Home Capital’s challenged relationship with the letter of compliance, much less its spirit, can be seen in its long record of shoddy disclosure to shareholders (and its frequent insouciant response when called out on disclosure failings), its staging by OSFI and the manifold evidence of substandard control systems, and the instances of shabby treatment of its customers as detailed here, for example: https://www.canlii.org/fr/qc/qccq/doc/2015/2015qccq4137/2015qccq4137.html
Buffett summarized his Home Capital investment thesis as follows:
"Home Capital's strong assets, its ability to originate and underwrite well-performing mortgages, and its leading position in a growing market sector make this a very attractive investment," said Warren E. Buffett, Berkshire Chairman and Chief Executive Officer.

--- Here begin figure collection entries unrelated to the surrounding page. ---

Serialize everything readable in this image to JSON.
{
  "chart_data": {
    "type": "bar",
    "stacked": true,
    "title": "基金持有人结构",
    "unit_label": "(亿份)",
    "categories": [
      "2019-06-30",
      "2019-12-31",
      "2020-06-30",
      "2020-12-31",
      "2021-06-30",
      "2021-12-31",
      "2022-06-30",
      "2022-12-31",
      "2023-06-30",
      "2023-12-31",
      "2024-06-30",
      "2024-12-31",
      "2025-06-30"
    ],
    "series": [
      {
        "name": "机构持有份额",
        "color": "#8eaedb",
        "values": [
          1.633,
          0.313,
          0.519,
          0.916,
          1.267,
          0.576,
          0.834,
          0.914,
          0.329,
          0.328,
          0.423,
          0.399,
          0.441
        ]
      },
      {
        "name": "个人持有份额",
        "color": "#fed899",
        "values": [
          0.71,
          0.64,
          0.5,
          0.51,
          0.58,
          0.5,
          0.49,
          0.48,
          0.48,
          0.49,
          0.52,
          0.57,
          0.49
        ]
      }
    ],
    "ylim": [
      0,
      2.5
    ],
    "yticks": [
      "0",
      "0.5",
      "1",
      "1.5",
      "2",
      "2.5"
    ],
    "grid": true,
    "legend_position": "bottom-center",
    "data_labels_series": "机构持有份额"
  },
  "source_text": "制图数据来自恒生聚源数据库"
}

At best, this description of Home seems aspirational to us, and unsupported by the facts that we are familiar with today. Moreover, it would seem impossible to make any definitive statement about the health of the buiness or the quality of its assets given the events of the last year at the company and the sketchy disclosure of the last two months. We would caution members of the investing public on blindly following Buffett into this stock. He is investing on much different terms that they are, and this deal seems very “off spec” compared to his usual investment guidelines. Berkshire is a conglomerate with interests across a wide range of industries and countries. Perhaps there are unspoken terms of this investment that benefit Berkshire, though not Home Capital shareholders, that have yet to be revealed.